Isaku Yamahata Jan. 22, 2024, 11:53 p.m. UTC

From: Isaku Yamahata <isaku.yamahata@intel.com>

Because the guest memory is protected in TDX, the creation of the initial
guest memory requires a dedicated TDX module API, tdh_mem_page_add, instead
of directly copying the memory contents into the guest memory in the case
of the default VM type.  KVM MMU page fault handler callback,
private_page_add, handles it.

Define new subcommand, KVM_TDX_INIT_MEM_REGION, of VM-scoped
KVM_MEMORY_ENCRYPT_OP.  It assigns the guest page, copies the initial
memory contents into the guest memory, encrypts the guest memory.  At the
same time, optionally it extends memory measurement of the TDX guest.  It
calls the KVM MMU page fault(EPT-violation) handler to trigger the
callbacks for it.

Reported-by: gkirkpatrick@google.com
Signed-off-by: Isaku Yamahata <isaku.yamahata@intel.com>

---
v18:
- rename tdx_sept_page_add() -> tdx_mem_page_add().
- open code tdx_measure_page() into tdx_mem_page_add().
- remove the change of tools/arch/x86/include/uapi/asm/kvm.h.

v15 -> v16:
- add check if nr_pages isn't large with
  (nr_page << PAGE_SHIFT) >> PAGE_SHIFT

v14 -> v15:
- add a check if TD is finalized or not to tdx_init_mem_region()
- return -EAGAIN when partial population
---
 arch/x86/include/uapi/asm/kvm.h |   9 ++
 arch/x86/kvm/mmu/mmu.c          |   1 +
 arch/x86/kvm/vmx/tdx.c          | 160 +++++++++++++++++++++++++++++++-
 arch/x86/kvm/vmx/tdx.h          |   2 +
 4 files changed, 169 insertions(+), 3 deletions(-)

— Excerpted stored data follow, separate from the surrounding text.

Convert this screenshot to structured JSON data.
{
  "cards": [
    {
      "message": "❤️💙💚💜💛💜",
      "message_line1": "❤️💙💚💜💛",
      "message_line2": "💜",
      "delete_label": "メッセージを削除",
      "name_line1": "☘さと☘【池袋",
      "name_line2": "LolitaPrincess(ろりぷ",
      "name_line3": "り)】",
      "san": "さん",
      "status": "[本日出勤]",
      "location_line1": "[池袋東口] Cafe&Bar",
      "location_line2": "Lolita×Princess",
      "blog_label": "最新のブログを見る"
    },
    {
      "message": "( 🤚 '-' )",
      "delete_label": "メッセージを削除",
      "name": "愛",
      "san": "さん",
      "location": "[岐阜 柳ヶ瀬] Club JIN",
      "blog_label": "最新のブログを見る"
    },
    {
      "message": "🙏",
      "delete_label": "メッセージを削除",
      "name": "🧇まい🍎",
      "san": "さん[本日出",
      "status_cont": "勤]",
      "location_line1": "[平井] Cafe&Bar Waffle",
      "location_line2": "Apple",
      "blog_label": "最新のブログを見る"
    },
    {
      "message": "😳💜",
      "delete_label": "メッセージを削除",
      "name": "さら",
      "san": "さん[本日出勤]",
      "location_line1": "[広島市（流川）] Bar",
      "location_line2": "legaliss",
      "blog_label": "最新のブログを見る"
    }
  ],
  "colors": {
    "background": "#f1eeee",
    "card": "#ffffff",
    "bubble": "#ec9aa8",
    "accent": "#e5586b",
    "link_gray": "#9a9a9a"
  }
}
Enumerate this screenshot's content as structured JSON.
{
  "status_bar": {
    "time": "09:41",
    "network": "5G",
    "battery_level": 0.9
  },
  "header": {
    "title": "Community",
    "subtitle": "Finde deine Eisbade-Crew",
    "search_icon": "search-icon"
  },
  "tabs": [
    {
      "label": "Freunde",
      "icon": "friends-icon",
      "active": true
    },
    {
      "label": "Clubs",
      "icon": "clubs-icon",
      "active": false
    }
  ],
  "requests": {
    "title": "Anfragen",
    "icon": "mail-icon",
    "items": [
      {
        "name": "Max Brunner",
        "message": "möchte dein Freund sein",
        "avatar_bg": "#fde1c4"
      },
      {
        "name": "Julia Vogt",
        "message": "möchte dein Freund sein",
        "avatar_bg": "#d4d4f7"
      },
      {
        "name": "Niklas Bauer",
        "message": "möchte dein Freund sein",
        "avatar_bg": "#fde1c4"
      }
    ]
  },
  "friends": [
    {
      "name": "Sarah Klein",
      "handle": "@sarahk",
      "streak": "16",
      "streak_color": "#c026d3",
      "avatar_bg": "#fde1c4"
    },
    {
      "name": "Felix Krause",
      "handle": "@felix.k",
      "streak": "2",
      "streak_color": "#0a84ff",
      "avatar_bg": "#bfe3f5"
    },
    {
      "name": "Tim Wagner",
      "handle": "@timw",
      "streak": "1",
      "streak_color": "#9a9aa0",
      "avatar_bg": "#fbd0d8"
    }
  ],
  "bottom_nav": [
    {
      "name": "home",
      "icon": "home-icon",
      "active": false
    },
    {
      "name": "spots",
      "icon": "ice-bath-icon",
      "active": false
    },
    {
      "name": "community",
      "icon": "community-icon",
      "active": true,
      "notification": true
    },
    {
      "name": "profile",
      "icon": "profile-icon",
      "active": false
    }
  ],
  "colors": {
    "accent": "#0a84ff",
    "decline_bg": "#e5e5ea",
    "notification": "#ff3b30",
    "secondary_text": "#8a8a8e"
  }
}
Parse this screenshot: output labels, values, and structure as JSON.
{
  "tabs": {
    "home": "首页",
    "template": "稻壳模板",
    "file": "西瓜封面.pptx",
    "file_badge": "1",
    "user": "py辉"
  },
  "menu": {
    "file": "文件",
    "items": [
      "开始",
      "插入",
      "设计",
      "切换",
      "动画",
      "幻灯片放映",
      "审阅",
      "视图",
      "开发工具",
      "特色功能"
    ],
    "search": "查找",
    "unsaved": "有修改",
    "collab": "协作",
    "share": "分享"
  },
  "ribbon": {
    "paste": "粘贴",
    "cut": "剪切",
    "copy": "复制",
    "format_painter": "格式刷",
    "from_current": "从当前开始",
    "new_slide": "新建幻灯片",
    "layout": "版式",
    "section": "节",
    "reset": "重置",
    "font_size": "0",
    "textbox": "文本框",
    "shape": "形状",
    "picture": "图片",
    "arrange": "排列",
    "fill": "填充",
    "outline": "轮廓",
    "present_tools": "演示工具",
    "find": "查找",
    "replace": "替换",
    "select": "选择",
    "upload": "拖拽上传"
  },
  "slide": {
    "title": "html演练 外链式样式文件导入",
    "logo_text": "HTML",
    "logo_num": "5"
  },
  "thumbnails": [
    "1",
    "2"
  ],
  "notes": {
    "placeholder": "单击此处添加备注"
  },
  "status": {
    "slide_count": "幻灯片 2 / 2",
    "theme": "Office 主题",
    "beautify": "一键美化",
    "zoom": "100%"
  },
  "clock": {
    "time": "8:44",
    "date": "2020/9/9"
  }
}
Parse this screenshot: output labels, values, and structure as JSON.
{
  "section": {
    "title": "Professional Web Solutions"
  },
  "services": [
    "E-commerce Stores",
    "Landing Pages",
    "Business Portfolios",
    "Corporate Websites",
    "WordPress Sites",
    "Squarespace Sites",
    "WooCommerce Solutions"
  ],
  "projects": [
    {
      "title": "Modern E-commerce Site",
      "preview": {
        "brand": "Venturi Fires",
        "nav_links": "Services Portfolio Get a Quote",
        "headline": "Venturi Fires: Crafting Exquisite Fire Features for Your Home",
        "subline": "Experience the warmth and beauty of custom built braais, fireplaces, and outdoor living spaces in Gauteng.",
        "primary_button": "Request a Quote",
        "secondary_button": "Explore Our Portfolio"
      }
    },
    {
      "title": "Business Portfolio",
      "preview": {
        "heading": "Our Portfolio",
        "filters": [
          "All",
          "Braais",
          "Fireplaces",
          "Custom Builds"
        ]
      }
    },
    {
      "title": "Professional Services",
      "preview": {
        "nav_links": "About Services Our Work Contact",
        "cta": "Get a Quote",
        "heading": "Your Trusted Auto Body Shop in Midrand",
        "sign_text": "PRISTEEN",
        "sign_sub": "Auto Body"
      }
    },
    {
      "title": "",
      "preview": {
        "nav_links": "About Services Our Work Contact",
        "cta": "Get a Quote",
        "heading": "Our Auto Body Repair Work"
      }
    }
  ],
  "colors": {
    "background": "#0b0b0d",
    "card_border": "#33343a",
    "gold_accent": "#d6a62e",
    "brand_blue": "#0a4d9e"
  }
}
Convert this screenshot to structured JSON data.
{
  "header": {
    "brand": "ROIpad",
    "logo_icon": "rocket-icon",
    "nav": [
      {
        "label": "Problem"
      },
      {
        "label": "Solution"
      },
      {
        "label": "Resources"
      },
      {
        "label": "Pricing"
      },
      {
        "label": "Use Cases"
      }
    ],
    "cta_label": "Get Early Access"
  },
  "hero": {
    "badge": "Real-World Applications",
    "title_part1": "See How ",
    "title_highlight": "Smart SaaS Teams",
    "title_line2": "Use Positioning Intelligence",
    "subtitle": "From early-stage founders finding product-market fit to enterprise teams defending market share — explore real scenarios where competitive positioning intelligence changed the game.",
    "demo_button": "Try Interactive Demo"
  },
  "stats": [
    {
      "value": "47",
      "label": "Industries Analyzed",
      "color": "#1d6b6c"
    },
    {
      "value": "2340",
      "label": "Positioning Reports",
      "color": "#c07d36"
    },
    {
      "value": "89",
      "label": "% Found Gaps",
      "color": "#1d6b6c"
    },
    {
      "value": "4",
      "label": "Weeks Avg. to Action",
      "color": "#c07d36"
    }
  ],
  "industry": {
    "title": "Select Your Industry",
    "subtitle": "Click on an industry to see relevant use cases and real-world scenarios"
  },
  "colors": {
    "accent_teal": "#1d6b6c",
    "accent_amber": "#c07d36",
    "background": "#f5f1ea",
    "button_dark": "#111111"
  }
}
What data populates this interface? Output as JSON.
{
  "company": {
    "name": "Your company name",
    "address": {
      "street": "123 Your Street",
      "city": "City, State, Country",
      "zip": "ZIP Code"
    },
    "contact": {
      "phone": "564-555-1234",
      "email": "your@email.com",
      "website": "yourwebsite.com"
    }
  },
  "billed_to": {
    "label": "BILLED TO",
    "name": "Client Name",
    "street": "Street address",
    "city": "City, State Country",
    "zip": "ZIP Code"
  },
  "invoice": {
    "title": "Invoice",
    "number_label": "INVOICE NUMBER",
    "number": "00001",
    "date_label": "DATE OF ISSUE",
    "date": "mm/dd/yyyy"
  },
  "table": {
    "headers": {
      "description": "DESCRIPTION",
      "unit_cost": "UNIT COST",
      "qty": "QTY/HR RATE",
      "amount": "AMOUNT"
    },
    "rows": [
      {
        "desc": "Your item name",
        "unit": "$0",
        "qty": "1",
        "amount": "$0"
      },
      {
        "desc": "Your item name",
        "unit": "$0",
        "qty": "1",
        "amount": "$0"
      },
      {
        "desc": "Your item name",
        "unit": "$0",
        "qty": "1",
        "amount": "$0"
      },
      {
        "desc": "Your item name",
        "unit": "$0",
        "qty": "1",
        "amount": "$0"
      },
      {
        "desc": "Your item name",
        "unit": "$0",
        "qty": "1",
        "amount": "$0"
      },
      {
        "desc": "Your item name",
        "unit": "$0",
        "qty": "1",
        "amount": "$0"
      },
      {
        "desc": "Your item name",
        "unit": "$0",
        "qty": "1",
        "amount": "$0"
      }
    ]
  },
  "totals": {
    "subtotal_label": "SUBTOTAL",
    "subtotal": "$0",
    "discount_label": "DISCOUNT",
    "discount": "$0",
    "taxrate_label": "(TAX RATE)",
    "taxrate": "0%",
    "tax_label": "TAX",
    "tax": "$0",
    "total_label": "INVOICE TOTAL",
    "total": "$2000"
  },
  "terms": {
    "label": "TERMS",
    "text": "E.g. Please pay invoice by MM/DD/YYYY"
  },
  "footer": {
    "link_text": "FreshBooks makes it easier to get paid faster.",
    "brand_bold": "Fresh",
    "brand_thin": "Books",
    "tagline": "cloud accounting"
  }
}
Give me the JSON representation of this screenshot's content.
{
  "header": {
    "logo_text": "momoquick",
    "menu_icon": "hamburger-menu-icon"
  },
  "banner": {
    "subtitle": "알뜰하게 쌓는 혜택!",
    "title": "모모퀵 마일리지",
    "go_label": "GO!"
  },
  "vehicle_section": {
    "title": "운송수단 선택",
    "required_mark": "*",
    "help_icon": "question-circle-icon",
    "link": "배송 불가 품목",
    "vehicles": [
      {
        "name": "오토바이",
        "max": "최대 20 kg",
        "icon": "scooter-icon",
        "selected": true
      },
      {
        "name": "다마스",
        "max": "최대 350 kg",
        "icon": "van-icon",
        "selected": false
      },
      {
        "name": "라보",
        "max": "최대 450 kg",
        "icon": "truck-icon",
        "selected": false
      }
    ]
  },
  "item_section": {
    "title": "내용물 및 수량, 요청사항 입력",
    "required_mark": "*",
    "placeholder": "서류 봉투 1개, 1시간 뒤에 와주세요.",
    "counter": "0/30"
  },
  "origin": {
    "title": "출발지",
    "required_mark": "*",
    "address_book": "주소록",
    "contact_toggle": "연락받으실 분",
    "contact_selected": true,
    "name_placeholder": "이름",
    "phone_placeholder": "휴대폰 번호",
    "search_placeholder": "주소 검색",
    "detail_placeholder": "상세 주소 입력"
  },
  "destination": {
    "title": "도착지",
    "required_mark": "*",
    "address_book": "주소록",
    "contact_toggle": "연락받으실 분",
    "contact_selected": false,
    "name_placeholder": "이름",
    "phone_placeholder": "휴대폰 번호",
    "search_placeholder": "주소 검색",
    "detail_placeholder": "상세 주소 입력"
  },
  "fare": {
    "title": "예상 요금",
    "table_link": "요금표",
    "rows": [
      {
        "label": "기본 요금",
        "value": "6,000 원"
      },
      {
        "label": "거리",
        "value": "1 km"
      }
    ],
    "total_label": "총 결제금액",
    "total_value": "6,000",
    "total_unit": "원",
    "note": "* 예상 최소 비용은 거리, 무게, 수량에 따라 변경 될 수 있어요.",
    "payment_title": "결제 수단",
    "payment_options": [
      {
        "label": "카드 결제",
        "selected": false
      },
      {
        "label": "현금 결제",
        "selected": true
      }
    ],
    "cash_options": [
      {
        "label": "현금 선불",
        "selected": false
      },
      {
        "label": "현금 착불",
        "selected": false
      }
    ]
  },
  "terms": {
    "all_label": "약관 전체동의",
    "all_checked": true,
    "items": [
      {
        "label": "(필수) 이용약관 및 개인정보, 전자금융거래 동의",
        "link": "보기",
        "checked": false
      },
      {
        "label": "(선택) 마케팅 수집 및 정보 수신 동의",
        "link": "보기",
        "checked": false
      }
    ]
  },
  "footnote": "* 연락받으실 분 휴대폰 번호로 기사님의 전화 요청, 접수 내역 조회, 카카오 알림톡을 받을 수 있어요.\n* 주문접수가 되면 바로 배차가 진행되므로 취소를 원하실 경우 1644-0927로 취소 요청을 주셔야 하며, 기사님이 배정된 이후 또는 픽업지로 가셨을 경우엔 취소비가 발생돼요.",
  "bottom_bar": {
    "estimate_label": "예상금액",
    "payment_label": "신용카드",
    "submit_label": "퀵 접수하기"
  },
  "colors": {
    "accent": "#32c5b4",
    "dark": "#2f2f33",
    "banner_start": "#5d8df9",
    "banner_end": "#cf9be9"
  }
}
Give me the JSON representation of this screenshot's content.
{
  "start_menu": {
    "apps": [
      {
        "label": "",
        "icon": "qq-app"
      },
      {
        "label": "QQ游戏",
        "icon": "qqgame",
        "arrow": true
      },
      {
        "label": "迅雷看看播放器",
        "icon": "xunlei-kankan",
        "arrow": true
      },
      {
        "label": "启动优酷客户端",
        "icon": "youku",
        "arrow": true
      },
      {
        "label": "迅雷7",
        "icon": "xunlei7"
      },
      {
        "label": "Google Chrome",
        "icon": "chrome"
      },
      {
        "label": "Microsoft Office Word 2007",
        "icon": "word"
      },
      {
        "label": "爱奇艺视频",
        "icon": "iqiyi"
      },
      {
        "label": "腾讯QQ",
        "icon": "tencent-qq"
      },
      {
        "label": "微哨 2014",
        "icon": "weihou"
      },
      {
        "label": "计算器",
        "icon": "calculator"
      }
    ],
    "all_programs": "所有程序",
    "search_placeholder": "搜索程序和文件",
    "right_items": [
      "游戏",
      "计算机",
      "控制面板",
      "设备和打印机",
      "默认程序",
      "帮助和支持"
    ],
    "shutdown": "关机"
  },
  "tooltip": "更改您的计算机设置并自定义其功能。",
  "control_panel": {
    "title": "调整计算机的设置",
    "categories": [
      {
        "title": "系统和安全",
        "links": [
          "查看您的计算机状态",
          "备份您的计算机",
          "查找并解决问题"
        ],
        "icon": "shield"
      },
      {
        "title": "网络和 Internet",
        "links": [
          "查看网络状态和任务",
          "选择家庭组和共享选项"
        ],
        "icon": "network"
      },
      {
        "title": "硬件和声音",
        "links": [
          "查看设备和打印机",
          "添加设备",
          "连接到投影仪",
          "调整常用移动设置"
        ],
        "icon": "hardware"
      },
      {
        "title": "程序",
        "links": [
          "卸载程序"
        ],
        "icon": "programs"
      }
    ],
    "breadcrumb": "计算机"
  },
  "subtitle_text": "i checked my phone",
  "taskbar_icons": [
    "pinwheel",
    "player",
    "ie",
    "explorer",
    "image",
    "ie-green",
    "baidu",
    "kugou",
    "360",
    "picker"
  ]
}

Sean Christopherson Feb. 1, 2024, 12:20 a.m. UTC | #1

On Mon, Jan 22, 2024, isaku.yamahata@intel.com wrote:
> diff --git a/arch/x86/kvm/vmx/tdx.c b/arch/x86/kvm/vmx/tdx.c
> index 4cbcedff4f16..1a5a91b99de9 100644
> --- a/arch/x86/kvm/vmx/tdx.c
> +++ b/arch/x86/kvm/vmx/tdx.c
> @@ -591,6 +591,69 @@ static int tdx_mem_page_aug(struct kvm *kvm, gfn_t gfn,
>  	return 0;
>  }
>  
> +static int tdx_mem_page_add(struct kvm *kvm, gfn_t gfn,
> +			    enum pg_level level, kvm_pfn_t pfn)
> +{
> +	struct kvm_tdx *kvm_tdx = to_kvm_tdx(kvm);
> +	hpa_t hpa = pfn_to_hpa(pfn);
> +	gpa_t gpa = gfn_to_gpa(gfn);
> +	struct tdx_module_args out;
> +	hpa_t source_pa;
> +	bool measure;
> +	u64 err;
> +	int i;
> +
> +	/*
> +	 * KVM_INIT_MEM_REGION, tdx_init_mem_region(), supports only 4K page
> +	 * because tdh_mem_page_add() supports only 4K page.
> +	 */
> +	if (KVM_BUG_ON(level != PG_LEVEL_4K, kvm))
> +		return -EINVAL;
> +
> +	/*
> +	 * In case of TDP MMU, fault handler can run concurrently.  Note
> +	 * 'source_pa' is a TD scope variable, meaning if there are multiple
> +	 * threads reaching here with all needing to access 'source_pa', it
> +	 * will break.  However fortunately this won't happen, because below
> +	 * TDH_MEM_PAGE_ADD code path is only used when VM is being created
> +	 * before it is running, using KVM_TDX_INIT_MEM_REGION ioctl (which
> +	 * always uses vcpu 0's page table and protected by vcpu->mutex).
> +	 */

Most of the above is superflous.  tdx_mem_page_add() is called if and only if
the TD is finalized, and the TDX module disallow running vCPUs before the TD is
finalized.  That's it.  And maybe throw in a lockdep to assert that kvm->lock is
held.

> +	if (KVM_BUG_ON(kvm_tdx->source_pa == INVALID_PAGE, kvm)) {
> +		tdx_unpin(kvm, pfn);
> +		return -EINVAL;
> +	}
> +
> +	source_pa = kvm_tdx->source_pa & ~KVM_TDX_MEASURE_MEMORY_REGION;
> +	measure = kvm_tdx->source_pa & KVM_TDX_MEASURE_MEMORY_REGION;
> +	kvm_tdx->source_pa = INVALID_PAGE;
> +
> +	do {
> +		err = tdh_mem_page_add(kvm_tdx->tdr_pa, gpa, hpa, source_pa,
> +				       &out);
> +		/*
> +		 * This path is executed during populating initial guest memory
> +		 * image. i.e. before running any vcpu.  Race is rare.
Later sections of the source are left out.